Periódico con noticias de Acapulco y Guerrero

Carlos Rojas

   Tiempos de la política


Contra lo que la propaganda gubernamental ha querido sembrar en la opinión pública respecto a la dinámica del Congreso, hay que reconocer que en los últimos tres años, en México se han operado muchos cambios no sólo en la administración, sino también en la ley. De esta manera, se ha impulsado un importante proceso de revisión y actualización de las leyes para resolver los problemas de la gente, para atender sus demandas y para favorecer un verdadero estado de derecho. El esfuerzo parlamentario se ha traducido en reformas en los más diversos ámbitos, en especial se ha avanzado en el desahogo de una agenda social que incluye aspectos fundamentales.

Entre esos temas destacan el reconocimiento de los derechos indígenas y la obligación del estado mexicano en su desarrollo; la actualización de las leyes secundarias en esta materia; la prohibición de la discriminación; la ley de desarrollo rural, el seguro popular; o la ley general de desarrollo social y la de fomento a las organizaciones de la sociedad civil y el derecho a la alimentación recientemente aprobadas.

Lo mismo ha ocurrido en el campo de la justicia, en donde se han hecho cambios con un sentido esencial como el aumento de las penas a quienes atentan sexualmente contra niños y niñas o en otros rubros como el sistema de profesionalización de los servidores públicos, la transparencia de la información pública y la autonomía del INEGI.

Sin embargo, en el terreno de la economía la situación ha sido más difícil y, no obstante que el Congreso ha sido responsable durante estos últimos tiempos para aprobar la ley de ingresos y el presupuesto de egresos, lo cierto es que hay una suerte de estancamiento, de pasmo en los temas económicos.

Las reformas conocidas como estructurales, en las que se incluye la energética, la laboral, la de telecomunicaciones y la hacendaria, no han podido fructificar.

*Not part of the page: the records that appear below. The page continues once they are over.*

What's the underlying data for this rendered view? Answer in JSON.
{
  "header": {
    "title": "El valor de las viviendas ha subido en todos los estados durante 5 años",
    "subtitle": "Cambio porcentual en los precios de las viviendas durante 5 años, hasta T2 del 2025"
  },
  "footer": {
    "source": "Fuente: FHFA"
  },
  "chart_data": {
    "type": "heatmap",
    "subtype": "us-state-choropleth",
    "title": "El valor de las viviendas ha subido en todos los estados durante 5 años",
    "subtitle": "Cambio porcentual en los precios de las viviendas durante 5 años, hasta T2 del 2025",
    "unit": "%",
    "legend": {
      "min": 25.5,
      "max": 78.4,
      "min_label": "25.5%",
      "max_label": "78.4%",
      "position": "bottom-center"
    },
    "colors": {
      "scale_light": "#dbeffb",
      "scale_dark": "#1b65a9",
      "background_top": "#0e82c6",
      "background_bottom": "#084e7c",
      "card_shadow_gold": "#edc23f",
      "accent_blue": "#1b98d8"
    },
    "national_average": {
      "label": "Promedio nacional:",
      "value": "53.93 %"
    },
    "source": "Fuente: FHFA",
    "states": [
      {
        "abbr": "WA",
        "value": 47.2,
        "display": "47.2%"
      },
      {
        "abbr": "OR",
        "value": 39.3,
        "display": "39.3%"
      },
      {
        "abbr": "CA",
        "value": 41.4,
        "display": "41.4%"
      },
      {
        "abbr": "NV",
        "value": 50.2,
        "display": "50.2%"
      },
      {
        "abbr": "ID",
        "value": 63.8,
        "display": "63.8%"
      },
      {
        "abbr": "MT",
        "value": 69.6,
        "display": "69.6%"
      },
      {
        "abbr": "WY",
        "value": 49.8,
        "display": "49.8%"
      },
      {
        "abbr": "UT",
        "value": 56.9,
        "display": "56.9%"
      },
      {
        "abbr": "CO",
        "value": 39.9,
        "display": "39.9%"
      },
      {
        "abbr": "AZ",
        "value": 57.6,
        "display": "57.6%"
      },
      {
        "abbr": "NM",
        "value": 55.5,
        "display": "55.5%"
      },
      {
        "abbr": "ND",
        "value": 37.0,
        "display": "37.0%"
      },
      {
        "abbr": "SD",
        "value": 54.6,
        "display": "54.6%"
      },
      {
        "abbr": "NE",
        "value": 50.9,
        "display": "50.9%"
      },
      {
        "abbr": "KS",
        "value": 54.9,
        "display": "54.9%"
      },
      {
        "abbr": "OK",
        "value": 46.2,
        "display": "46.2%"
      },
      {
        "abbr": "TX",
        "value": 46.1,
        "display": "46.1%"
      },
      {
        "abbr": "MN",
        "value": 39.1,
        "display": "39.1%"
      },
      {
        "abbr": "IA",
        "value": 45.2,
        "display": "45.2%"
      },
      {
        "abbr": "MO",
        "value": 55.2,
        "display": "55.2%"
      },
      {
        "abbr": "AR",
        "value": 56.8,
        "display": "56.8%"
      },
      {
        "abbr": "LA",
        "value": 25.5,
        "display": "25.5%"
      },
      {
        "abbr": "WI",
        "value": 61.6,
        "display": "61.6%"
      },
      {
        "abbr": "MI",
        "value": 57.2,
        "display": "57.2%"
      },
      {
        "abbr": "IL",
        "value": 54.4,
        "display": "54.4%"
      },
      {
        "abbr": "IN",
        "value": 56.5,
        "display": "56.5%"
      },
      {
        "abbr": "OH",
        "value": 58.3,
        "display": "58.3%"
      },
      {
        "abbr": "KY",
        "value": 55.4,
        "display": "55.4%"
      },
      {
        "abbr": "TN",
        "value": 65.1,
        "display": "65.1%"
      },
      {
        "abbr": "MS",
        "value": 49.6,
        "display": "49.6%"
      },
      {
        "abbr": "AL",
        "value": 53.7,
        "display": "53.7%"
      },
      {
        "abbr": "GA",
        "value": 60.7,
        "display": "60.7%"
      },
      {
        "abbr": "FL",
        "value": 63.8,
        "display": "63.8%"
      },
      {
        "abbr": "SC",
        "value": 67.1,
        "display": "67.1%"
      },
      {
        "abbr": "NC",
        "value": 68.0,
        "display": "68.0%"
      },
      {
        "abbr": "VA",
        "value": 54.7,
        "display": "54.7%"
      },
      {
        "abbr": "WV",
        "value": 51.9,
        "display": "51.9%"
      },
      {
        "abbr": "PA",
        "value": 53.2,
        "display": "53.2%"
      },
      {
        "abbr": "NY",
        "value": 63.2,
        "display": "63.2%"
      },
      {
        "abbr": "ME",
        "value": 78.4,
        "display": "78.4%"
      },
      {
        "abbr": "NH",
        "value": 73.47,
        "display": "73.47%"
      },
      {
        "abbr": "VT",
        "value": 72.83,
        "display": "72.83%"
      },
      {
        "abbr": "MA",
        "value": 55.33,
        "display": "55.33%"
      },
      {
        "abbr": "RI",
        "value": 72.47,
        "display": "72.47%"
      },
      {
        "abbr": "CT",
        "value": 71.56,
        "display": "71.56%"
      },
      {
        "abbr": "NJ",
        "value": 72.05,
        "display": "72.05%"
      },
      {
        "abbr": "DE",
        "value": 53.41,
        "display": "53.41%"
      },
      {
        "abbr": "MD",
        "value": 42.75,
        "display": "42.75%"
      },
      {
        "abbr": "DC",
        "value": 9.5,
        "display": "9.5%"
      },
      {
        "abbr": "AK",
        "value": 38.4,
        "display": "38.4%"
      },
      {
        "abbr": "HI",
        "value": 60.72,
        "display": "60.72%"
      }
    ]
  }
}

El problema de fondo no está en que el Congreso no pueda alcanzar los acuerdos que se requieren para sacar adelante las propuestas gubernamentales, sino en que, una y otra vez, los diputados y senadores se han topado con la tozudez y rigidez del gobierno federal.

Cuando la administración foxista no ha sido omisa para enviar sus iniciativas, como es el caso del tema laboral o el de las telecomunicaciones, se ha opuesto de manera irreductible, ya no se diga a negociar, sino hasta a dialogar con el Congreso. Las posiciones gubernamentales caen en el maximalismo del todo o nada, de “sale así como está o no aceptamos”, incluso llegan a la exageración y hasta recurren a la amenaza innecesaria, como lo hizo el Presidente Fox esta semana. Por tanto, son intransitables. Así ha ocurrido también con el paquete fiscal para el año próximo, el cual, independientemente de las decisiones de los diputados, se convirtió en un problema político mayor y riesgoso para la estabilidad financiera, debido al camino de confrontación adoptado por el gobierno federal.

La vía política que ha tomado el jefe del Ejecutivo en poco o nada contribuye a crear un ambiente propicio para las reformas que se requieren. Protagonizar él mismo un conflicto con el Congreso genera una situación en la que quedan muy pocas salidas. Sin embargo, esa reacción se suma a una estrategia deliberada desde el gobierno para acosar y debilitar, hasta donde le sea posible, al Poder Legislativo.

Pero el método de la presión no le ha dado buenos resultados al gobierno, ahí están por ejemplo las elecciones de julio pasado y las de Colima, Torreón y Zamora en donde, a pesar de sus sistemáticos ataques a los legisladores, su partido recibió un rotundo rechazo.

Quizá el Presidente Fox no se haya percatado de que todavía le falta la mitad del periodo para concluir su mandato y que eso es demasiado tiempo, más aun si ha decidido enfrentarse con quien tiene que compartir la responsabilidad de gobernar, a partir de la construcción de acuerdos. La cuestión es que se percibe a un presidente fastidiado, atribulado y rebasado, por los problemas. Quizá desconozca que en política cuando las cosas se hacen bien el tiempo se acorta; tarde se hace para impulsar todo lo planeado o propuesto, pero en cambio, cuando las cosas salen mal, cuando no se tiene capacidad y falta voluntad política, cuando no se puede tener éxito, el tiempo se vuelve eterno.